Organizations increasingly adopt zero-trust segmentation for IoT and OT devices to prevent unauthorized access to critical systems. By enforcing segmentation on a per-device basis, companies can limit internal traffic to authorized devices, effectively containing any potential breach. Such measures are especially critical in sectors like transportation, manufacturing, and energy, where a single infected device can compromise the whole network.
IoT threats are expected to grow as attackers adopt more advanced techniques, including AI-driven phishing and social engineering attacks. Many attacks are financially motivated, and sectors with high-value assets, such as technology and healthcare, will continue to be prime targets. Threat actors are likely to deploy increasingly sophisticated malware, such as Anatsa, to bypass multifactor authentication and use techniques like QR code-based distribution to spread rapidly.
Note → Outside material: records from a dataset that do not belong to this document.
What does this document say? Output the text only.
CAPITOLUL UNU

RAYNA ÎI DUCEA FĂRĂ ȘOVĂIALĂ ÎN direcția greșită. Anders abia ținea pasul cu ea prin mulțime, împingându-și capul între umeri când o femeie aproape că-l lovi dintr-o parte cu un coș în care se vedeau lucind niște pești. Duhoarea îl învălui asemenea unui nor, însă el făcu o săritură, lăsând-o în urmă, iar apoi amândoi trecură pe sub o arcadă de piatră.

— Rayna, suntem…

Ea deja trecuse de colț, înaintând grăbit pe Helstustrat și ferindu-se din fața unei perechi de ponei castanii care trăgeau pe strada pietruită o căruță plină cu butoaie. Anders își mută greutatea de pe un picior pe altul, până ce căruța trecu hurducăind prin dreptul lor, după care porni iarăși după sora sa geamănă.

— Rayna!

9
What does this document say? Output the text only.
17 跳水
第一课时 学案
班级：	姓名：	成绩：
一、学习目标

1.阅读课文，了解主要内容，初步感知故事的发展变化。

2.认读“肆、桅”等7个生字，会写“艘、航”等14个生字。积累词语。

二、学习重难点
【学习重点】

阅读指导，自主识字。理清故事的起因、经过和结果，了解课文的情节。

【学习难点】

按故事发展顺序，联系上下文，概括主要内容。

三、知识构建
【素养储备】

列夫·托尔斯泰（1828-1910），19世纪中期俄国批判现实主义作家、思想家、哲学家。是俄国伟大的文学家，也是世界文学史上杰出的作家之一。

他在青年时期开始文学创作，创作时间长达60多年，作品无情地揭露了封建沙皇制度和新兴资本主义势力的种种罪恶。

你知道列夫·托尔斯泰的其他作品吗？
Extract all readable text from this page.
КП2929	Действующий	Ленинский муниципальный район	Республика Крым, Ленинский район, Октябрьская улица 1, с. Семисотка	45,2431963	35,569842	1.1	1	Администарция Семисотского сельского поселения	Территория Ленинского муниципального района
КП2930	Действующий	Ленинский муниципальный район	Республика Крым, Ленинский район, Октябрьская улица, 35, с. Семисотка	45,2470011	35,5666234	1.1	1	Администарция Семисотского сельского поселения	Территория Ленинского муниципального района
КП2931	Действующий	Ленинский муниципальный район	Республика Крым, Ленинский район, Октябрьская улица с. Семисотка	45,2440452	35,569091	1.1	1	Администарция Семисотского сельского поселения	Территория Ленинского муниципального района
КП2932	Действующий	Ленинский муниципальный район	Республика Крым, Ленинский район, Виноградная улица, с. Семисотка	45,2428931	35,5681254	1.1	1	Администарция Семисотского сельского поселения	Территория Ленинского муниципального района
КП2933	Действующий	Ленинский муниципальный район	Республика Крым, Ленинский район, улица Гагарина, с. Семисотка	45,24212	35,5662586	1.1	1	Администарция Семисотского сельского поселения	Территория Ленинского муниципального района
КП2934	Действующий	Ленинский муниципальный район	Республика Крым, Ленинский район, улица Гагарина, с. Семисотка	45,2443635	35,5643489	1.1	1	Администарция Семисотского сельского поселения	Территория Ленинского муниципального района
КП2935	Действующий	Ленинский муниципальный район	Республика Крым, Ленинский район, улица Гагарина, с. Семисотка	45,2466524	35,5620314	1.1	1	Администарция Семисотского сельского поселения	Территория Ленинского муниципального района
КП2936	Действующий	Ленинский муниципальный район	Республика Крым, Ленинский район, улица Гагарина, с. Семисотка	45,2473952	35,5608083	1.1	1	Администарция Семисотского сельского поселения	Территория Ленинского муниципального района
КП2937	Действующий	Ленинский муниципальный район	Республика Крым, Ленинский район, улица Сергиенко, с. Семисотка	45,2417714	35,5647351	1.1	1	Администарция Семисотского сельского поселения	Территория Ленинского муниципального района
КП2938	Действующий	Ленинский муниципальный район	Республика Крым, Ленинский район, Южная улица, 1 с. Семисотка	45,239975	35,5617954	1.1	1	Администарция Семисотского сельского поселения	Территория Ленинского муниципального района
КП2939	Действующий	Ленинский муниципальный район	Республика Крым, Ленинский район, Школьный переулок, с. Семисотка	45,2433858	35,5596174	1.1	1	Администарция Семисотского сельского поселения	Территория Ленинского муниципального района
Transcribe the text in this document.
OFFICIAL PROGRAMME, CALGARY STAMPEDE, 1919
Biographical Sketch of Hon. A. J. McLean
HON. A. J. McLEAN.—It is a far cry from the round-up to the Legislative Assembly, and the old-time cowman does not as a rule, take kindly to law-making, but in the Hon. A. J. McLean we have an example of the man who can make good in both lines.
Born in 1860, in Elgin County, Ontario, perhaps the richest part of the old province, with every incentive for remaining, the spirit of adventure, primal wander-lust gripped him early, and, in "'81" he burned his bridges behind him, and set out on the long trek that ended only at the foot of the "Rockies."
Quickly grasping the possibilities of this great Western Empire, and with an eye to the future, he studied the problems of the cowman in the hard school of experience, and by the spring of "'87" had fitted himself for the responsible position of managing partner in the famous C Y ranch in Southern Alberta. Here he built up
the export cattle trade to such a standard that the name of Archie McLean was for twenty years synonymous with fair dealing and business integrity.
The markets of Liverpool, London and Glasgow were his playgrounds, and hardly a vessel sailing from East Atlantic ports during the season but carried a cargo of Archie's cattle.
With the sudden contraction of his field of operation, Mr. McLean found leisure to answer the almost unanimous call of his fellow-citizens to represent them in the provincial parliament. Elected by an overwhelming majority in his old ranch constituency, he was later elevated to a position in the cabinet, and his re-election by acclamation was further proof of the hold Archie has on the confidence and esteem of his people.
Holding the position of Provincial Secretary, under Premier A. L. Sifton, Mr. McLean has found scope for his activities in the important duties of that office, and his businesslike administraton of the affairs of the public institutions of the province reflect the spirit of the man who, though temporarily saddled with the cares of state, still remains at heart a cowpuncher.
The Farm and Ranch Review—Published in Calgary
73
The rise in IoT malware, spyware, and mobile attacks demonstrates a pressing need for more rigorous IoT app protections. With connected devices at the center of critical information and industries, companies can’t afford to leave IoT systems vulnerable. Implementing zero trust, device segmentation, and constant monitoring will be essential in these environments and each device. As IoT technology advances, so must their proactive protections.